How to train models with multiple gpus in C++

mx.mod.Module provides a convenient high level api for model training in python. But due to some reasons, I need to train my models in pure C++ environment. I am wondering if it is also possible to support multiple gpu device with the interfaces in cpp-package/include/mxnet-cpp.
Currently, I can only find the Executor in cpp-package/include/mxnet-cpp/executor.h (which supports single gpu training).

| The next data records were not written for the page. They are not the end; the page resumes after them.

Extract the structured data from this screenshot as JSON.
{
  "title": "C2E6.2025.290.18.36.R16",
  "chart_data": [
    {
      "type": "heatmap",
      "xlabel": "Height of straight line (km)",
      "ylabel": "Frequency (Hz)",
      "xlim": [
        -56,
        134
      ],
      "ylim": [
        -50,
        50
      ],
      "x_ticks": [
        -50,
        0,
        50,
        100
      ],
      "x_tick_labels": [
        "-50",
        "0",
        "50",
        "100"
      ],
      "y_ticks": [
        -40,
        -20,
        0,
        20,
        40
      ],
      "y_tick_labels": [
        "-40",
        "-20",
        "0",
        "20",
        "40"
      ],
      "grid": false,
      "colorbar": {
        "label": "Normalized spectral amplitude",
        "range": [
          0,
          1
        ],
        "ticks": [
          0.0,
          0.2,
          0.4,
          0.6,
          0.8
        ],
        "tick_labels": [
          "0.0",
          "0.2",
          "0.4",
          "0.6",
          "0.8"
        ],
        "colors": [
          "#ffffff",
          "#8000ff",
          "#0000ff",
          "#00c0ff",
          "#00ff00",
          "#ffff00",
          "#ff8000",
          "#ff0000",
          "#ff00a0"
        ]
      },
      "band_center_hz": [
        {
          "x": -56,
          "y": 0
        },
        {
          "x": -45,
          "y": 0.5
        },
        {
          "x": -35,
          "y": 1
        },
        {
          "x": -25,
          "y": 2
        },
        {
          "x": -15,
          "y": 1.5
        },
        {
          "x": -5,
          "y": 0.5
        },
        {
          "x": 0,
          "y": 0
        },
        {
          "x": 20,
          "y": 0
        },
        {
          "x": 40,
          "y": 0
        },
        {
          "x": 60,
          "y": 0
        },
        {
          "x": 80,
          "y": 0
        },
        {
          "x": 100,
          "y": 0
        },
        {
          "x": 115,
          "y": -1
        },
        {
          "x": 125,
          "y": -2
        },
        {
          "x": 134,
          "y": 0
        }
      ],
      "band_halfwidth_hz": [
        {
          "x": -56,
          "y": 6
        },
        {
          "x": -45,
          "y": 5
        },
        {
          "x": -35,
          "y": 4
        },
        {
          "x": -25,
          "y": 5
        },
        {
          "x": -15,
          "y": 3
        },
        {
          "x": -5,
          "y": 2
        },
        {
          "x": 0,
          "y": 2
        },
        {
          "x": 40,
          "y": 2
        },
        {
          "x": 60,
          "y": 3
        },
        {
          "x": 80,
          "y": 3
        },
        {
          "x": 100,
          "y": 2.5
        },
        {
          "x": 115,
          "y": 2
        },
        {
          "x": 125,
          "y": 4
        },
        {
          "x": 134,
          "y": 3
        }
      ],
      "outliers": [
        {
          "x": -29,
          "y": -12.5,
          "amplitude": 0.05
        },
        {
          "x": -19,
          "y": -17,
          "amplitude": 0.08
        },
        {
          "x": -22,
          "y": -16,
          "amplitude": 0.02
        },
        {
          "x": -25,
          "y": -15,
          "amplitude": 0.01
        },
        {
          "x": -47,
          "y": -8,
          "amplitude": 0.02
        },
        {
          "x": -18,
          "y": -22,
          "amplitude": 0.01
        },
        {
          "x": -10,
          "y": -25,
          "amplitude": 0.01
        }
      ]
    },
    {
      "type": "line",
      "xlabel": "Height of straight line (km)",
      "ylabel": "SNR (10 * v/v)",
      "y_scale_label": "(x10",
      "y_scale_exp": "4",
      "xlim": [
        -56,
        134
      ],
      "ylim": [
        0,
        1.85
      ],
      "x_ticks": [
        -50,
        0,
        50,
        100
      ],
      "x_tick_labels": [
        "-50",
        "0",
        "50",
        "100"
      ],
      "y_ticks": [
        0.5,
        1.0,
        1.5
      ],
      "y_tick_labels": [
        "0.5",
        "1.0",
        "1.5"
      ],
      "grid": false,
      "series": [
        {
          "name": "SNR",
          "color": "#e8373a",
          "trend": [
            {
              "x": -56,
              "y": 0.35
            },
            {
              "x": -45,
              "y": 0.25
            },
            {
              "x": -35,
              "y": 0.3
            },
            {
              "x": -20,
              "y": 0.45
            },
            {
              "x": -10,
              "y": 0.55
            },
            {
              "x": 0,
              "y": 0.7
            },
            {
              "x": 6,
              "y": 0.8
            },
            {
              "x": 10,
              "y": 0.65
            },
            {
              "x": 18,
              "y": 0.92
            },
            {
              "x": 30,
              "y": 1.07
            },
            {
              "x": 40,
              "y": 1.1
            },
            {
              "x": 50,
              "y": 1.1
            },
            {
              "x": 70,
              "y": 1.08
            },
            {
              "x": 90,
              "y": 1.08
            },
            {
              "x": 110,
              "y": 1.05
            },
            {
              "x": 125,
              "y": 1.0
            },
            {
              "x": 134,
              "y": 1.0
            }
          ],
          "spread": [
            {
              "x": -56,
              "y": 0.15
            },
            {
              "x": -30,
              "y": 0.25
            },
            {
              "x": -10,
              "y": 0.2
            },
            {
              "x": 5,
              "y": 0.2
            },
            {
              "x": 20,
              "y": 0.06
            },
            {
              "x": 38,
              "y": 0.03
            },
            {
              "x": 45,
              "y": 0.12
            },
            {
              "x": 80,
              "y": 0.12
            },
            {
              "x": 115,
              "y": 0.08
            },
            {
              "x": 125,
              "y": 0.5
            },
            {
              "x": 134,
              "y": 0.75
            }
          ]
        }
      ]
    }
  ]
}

I am not a C++ binding expert, but looking through the API I don’t see either an obvious way of doing that out of the box. For example if you wanted to perform data parallelism (training multiple copy of the same model in parallel on each GPU, effectively allowing you to increase your overall batch size), you could proceed in the following way:

  • Initializing your model on each GPU
  • Splitting and copying your training data evenly on each GPU
  • Passing the data batches forward
  • Computing the gradients.
  • Aggregating your gradients and updating your model weights on each GPU

Which is effectively what the module API is doing

@ThomasDelteil :
Thank you for this information. I wanted to ask the same question than @nicklhy.
I tried to do as you said. Thus, I copied the networks with the initialized weights to the same values. (I then get the same grad_arrays value computed on the same training data batch). I then concatenated the grad_arrays values, that I then feed back in the parameters updaters with opt->Update(i, exec1->arg_arrays[i], combinedGradArray1[i]);.

But unfortunately, that is not training on two GPUs, even if the basis model was training fine on one GPU. What could go wrong?

I got a better result by summing the grad_arrays values instead of concatenating them. But it raises a questions: how to handle different size of batch?
And still, what makes the concatenation of batch not working?